# need 5 gallon buckets, cheap or free



## Fishfur (Mar 4, 2012)

Looking for a couple of 5 gal. plastic buckets or pails.. Home Depot pails are not big enough. Only source I can find online is a hydroponic place that wants $9. for a black one. But I'd rather it was white, easier to tell if it's clean that way. 
So, anyone have access to 5 gal buckets.. used is fine so long as they're food grade, and I don't mind cleaning em out.


----------



## J_T (Mar 25, 2011)

Fishfur said:


> Looking for a couple of 5 gal. plastic buckets or pails.. Home Depot pails are not big enough. Only source I can find online is a hydroponic place that wants $9. for a black one. But I'd rather it was white, easier to tell if it's clean that way.
> So, anyone have access to 5 gal buckets.. used is fine so long as they're food grade, and I don't mind cleaning em out.


Should ask the salties. Salt pails are what you are after. I don't have an extra at this time, but someone else may.

Posted with my Xperia, using Tapatalk 2


----------



## BillD (Jun 5, 2006)

Check Bulk Barn.


----------



## sweet ride (Nov 16, 2010)

i might have a few IO bucket for you. send me a pm if your interested.


----------



## characinfan (Dec 24, 2008)

Got mine (years ago) at Canadian Tire. (They have a Canadian Tire logo. . . it's not like I remember buying them!)


----------



## Car2n (Jun 7, 2011)

Check with some restaurants.

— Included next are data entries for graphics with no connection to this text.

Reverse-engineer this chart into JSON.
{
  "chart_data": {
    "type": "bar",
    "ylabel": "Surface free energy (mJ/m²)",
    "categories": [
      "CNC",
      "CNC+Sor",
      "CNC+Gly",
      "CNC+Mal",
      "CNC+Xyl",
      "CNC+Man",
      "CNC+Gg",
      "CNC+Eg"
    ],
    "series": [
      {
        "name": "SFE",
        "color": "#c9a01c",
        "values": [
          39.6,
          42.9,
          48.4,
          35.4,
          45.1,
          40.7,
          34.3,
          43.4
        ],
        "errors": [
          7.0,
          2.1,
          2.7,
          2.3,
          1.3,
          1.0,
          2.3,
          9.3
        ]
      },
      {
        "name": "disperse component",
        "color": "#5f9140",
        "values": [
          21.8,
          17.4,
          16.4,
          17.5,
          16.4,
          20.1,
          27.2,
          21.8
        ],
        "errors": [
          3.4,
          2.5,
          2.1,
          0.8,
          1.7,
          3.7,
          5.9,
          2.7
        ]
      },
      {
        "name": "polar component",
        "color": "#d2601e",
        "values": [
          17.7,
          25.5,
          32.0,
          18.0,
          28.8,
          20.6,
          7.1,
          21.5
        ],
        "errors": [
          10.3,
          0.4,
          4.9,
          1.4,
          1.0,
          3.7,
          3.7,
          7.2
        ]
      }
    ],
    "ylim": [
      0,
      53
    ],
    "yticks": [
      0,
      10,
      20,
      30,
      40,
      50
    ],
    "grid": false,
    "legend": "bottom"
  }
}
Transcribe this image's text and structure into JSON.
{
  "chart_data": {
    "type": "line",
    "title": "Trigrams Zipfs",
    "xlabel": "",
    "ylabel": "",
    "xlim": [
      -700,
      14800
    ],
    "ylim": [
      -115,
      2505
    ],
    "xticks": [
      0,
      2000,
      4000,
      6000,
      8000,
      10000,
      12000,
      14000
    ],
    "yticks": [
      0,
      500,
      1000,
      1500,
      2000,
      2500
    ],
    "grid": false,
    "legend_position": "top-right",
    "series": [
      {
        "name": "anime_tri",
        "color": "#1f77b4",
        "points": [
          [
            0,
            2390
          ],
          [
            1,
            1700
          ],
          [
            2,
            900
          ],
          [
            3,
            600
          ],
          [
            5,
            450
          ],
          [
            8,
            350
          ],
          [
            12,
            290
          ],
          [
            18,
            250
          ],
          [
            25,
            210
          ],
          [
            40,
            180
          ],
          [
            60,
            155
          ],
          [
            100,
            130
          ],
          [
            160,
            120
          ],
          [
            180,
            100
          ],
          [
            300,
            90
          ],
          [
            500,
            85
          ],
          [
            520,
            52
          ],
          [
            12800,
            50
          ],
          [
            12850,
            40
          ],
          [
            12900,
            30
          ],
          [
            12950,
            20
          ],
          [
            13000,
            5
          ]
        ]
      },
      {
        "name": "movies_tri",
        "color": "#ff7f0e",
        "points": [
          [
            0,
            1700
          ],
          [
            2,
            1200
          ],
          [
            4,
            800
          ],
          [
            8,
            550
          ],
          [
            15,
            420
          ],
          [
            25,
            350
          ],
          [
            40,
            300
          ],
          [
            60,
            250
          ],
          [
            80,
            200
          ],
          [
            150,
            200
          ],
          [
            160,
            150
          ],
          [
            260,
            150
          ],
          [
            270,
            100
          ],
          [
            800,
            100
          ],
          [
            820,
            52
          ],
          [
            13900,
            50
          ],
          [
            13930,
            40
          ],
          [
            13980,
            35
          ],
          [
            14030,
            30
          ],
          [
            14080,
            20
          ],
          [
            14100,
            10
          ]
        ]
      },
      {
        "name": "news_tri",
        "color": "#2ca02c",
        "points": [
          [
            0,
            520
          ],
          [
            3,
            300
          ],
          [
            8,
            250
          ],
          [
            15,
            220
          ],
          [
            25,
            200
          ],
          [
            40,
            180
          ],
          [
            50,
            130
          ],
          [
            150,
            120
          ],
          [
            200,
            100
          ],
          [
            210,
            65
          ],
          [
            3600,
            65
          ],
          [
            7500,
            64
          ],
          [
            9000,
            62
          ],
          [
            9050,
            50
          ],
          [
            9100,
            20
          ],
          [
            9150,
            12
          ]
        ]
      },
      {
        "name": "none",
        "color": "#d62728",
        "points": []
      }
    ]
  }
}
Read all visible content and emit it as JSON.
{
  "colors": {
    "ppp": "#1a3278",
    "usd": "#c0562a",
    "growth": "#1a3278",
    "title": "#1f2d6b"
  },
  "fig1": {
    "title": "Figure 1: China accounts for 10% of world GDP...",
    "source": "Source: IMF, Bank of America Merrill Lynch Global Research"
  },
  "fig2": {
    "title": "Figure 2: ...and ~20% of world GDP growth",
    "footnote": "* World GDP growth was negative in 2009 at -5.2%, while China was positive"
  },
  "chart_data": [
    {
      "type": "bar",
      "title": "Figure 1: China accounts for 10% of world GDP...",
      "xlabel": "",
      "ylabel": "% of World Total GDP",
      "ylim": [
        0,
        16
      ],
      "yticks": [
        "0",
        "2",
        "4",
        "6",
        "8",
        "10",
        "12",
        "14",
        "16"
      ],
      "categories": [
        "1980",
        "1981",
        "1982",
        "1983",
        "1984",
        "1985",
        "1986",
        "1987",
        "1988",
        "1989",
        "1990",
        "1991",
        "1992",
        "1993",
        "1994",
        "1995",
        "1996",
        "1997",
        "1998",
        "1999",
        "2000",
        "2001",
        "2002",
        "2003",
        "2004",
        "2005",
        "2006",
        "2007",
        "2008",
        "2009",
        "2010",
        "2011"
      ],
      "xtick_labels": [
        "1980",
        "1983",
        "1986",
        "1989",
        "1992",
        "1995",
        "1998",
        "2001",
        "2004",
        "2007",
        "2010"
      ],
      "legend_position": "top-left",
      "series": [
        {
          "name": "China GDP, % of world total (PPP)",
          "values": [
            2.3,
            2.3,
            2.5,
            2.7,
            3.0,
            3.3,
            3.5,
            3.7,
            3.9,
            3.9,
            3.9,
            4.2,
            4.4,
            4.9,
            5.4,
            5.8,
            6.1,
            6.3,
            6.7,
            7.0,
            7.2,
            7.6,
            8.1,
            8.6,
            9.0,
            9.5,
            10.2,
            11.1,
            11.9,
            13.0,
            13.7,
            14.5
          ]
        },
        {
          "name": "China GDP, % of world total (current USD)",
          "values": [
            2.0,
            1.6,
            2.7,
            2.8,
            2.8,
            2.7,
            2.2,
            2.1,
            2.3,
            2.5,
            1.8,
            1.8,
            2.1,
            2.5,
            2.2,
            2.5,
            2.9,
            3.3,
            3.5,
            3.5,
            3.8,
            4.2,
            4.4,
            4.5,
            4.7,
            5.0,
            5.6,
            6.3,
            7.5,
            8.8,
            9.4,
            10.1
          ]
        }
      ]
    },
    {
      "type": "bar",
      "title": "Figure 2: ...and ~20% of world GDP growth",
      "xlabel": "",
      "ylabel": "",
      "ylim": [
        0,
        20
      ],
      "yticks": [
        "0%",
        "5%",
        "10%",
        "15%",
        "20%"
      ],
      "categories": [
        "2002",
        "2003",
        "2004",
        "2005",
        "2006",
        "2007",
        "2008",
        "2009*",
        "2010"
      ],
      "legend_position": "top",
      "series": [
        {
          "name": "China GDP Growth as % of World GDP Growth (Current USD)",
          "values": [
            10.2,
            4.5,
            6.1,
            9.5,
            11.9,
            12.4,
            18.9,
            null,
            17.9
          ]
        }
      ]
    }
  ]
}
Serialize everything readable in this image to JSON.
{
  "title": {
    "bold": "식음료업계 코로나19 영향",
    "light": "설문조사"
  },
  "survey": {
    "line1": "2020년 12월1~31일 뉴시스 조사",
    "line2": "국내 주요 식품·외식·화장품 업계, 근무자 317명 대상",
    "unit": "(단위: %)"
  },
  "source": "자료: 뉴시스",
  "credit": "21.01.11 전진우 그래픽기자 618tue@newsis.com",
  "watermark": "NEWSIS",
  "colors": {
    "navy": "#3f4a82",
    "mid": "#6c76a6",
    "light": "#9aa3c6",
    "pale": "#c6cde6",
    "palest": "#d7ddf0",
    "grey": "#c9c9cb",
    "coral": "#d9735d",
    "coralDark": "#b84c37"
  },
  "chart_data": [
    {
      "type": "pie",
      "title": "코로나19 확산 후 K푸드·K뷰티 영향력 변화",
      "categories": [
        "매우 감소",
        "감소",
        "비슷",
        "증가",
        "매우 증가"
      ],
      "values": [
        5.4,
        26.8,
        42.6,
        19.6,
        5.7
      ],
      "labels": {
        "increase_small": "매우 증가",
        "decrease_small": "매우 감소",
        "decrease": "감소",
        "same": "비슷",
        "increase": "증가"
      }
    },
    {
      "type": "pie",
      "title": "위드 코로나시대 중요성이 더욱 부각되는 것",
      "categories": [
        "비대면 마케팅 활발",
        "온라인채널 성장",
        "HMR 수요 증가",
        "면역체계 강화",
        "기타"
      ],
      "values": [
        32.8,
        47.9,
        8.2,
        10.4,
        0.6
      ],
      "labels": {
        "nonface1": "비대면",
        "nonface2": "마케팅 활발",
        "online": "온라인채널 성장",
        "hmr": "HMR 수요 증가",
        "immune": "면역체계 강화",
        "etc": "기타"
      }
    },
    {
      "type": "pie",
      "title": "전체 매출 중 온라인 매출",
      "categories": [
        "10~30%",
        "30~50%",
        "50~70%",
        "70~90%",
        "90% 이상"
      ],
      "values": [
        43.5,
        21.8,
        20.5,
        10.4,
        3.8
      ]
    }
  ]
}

One near me gets pickles and potatoes in 5 gal plastic buckets. They do not recycle them.


----------



## Fishfur (Mar 4, 2012)

I have checked with some of the local restaurants and so far, no luck. The one store I used to be able to get buckets from has gone out of business. Can tire buckets, at least the ones I saw last time I was there, are not 5 gallons.. they don't say how big they are but they look like the ones from Home Desperate, which are not 5 G. I think they are about 3 and a half or so. I'll check on the marine forum and see if anyone there has spares.


----------



## Sam66 (Jul 24, 2012)

Try a bakery as well. One of my guys on site use to bring tons of buckets from home. His wife worked at a bakery.

Scott...


----------



## tom g (Jul 8, 2009)

*buckets*

i just recently picked up a bucket at a wine suppply store i believe its around 7 gallons its bigger then the home depot buckets ,it was fifteen bucks but again it is a bigger bucket 
purchased at magnotto wines on midland ave
cheers
tom


----------



## YourNoob (Dec 4, 2010)

I recently got a few from Can. Tire. and believe me they are 5 gallons, or at least thats what is written on side of the bucket. 

Rona also has em for $3. something


----------



## Fishfur (Mar 4, 2012)

Good suggestions all, but I think my bucket problem has now been solved. Thanks to members, I must add, and thanks to all who replied !


----------



## J_T (Mar 25, 2011)

Fishfur said:


> Good suggestions all, but I think my bucket problem has now been solved. Thanks to members, I must add, and thanks to all who replied !


2 pails in the back of my car now 

Should have the pieces made up, and will call you tomorrow!


----------